Saturday, May 26, 2007

Goodbye, Yellow Brick Road

I'm having another cleaning day -- at home this time, readying my apartment for summer. I changed the sheets; stuffed my comforter into a garbage bag to go to the cleaners; excavated the couch from the week's detritus of clothes and papers; put away all my winter clothes and transferred the summer tank tops and skirts into the closet; set a pitcher of tea in the window to brew. It's hot in here, our first really humid day of the year, so the box fan is whirring under the open windows, and I'm looking forward to that tea as soon as it cools.

I'm also cleaning out my bookshelves and CDs in search of donations for the church book sale next week. Oddly I find it much harder to get rid of CDs than I do books, even with the fact that I store half my albums on iTunes. . . . I guess it takes just a brief taste of a book for me to know whether it's worth keeping around, while with a CD I feel as if I have to listen to the entire thing to know whether it contains any nuggets of gold, and so I get vaguely anxious if I toss one out without listening to it -- who knows what life-changing song might be hiding there? Some CDs I associate so strongly with a particular time in my life (Sarah MacLachlan's Surfacing, spring 2001; the Dixie Chicks' Home, fall 2003; Patty Griffin's Flaming Red, fall 2004-spring 2005) that I want to keep them solely as mementos (and the music is pretty good too, of course). And books I buy for myself and live by myself, while friends, family, and exes have given me much of my music collection, so there are emotional associations with not just the songs but the physical CDs. . . . I'm letting go of part of my past -- a little part of me -- with each of these CDs, even if that past is dead and gone and moved on from to happiness; even if I never listened to the CD! Stories, stories, in every little jewel case.

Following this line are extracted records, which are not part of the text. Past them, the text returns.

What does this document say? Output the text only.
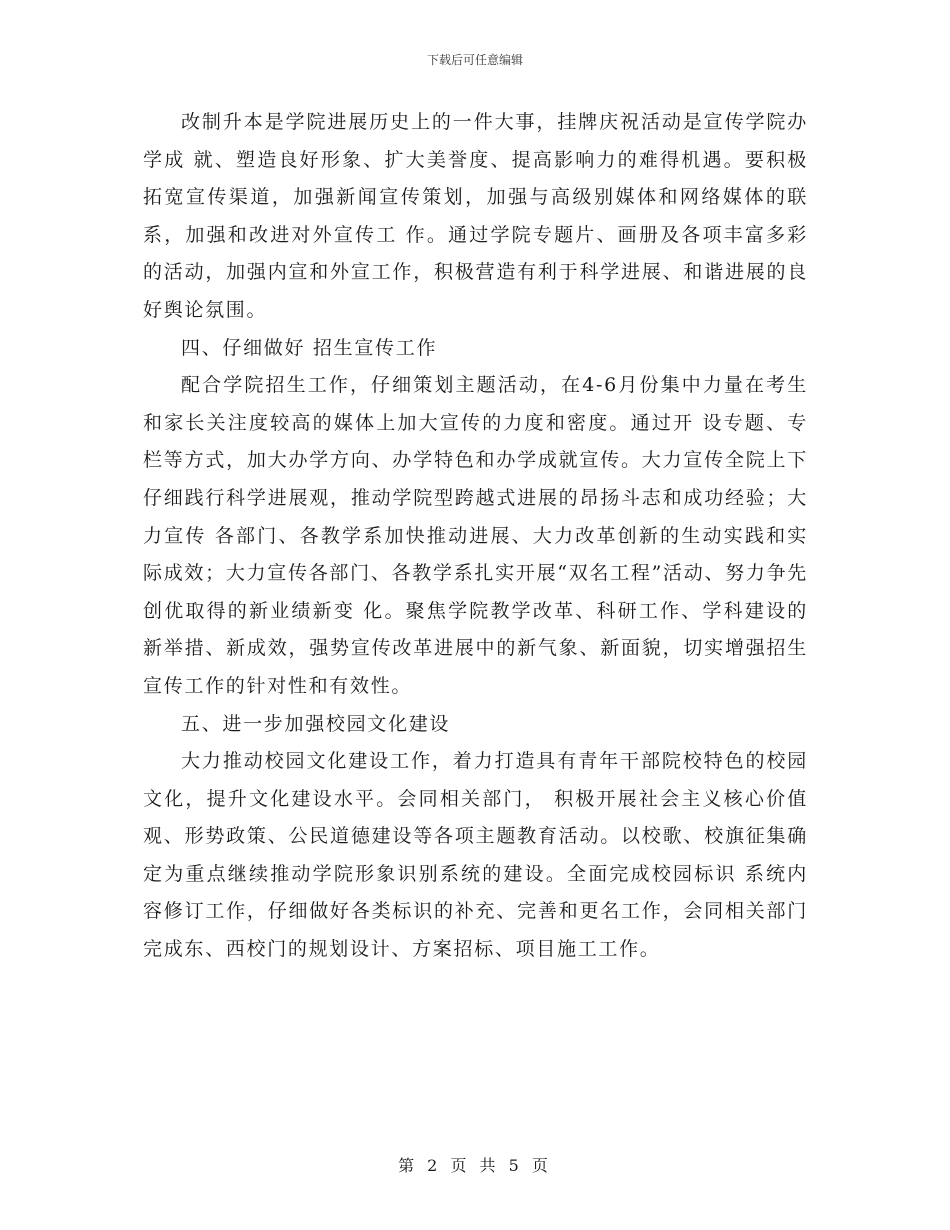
下载后可任意编辑

改制升本是学院进展历史上的一件大事，挂牌庆祝活动是宣传学院办学成 就、塑造良好形象、扩大美誉度、提高影响力的难得机遇。要积极拓宽宣传渠道，加强新闻宣传策划，加强与高级别媒体和网络媒体的联系，加强和改进对外宣传工 作。通过学院专题片、画册及各项丰富多彩的活动，加强内宣和外宣工作，积极营造有利于科学进展、和谐进展的良好舆论氛围。

四、仔细做好 招生宣传工作

配合学院招生工作，仔细策划主题活动，在4-6月份集中力量在考生和家长关注度较高的媒体上加大宣传的力度和密度。通过开 设专题、专栏等方式，加大办学方向、办学特色和办学成就宣传。大力宣传全院上下仔细践行科学进展观，推动学院型跨越式进展的昂扬斗志和成功经验；大力宣传 各部门、各教学系加快推动进展、大力改革创新的生动实践和实际成效；大力宣传各部门、各教学系扎实开展“双名工程”活动、努力争先创优取得的新业绩新变 化。聚焦学院教学改革、科研工作、学科建设的新举措、新成效，强势宣传改革进展中的新气象、新面貌，切实增强招生宣传工作的针对性和有效性。

五、进一步加强校园文化建设

大力推动校园文化建设工作，着力打造具有青年干部院校特色的校园文化，提升文化建设水平。会同相关部门， 积极开展社会主义核心价值观、形势政策、公民道德建设等各项主题教育活动。以校歌、校旗征集确定为重点继续推动学院形象识别系统的建设。全面完成校园标识 系统内容修订工作，仔细做好各类标识的补充、完善和更名工作，会同相关部门完成东、西校门的规划设计、方案招标、项目施工工作。

第 2 页 共 5 页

Some days, I feel like my entire life is a YA novel, and I will never ever be grown up.

Still, I have a sizeable stack of CDs and two bags full of books to go to the sale, for which we'll be accepting donations at the church all day Monday and then Thursday and Friday nights. The sale itself is next Saturday from 9 to 4, and everyone in Brooklyn should check it out. As an FYI, I'll be gone on vacation from Monday to Wednesday, so please don't expect a reply to any e-mail until Thursday. And have a great Memorial Day weekend!


  1. AT 54, some days I PRAY my life is a YA novel, and I'll never grow up!

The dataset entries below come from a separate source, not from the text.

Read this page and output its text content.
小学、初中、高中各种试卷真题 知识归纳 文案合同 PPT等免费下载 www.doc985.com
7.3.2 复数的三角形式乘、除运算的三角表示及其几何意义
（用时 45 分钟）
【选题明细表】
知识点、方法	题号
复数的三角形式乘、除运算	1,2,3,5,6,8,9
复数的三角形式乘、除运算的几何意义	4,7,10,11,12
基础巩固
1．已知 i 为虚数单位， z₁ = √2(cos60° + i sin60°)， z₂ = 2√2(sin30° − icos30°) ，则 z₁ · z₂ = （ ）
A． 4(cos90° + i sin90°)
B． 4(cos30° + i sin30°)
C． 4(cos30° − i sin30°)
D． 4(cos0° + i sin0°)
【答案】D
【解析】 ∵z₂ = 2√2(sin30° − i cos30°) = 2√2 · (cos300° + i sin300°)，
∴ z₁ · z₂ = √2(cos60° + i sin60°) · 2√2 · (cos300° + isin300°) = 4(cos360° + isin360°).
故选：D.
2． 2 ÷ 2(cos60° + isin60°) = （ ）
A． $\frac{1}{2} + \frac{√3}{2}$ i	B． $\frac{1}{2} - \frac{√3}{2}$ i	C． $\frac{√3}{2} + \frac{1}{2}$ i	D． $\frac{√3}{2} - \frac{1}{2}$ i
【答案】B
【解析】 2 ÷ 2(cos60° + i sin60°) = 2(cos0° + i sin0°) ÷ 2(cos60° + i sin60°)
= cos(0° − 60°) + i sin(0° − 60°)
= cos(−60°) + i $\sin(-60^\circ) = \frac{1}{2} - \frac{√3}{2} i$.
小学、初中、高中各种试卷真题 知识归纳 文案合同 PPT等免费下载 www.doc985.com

  2. I think a lot of us who are grown ups don't feel like grown ups. I doubt I ever completely will.

  3. I will assume you meant by "changed the sheets" not that this is the first time you have washed them since LAST summer, but that you have changed the pattern to something more summery???


    --Anon. in Hogsmeade

  4. Cheryl, I just ran across a picture of a piglet squid. It's a squid that looks like a piglet!

  5. Yes, anonymous, I have changed my sheets since the summer of 2006, and in this case I was thinking new season = new sheets. (Though, to anticipate your next question, I had changed them since the start of spring 2007 as well!)

  6. "Oddly I find it much harder to get rid of CDs than I do books, even with the fact that I store half my albums on iTunes. . . . "

    That's so funny, and so familiar. I'm about to pay a guy $20.00 an hour to alphabetize my CDs, and I have all of them on my iPod! Sometimes the artifact is more important than the content.

    R. Crumb once used the phrase, "Another ego-triumph to gloat over on my deathbed." A grim way to look at it, but pretty much true.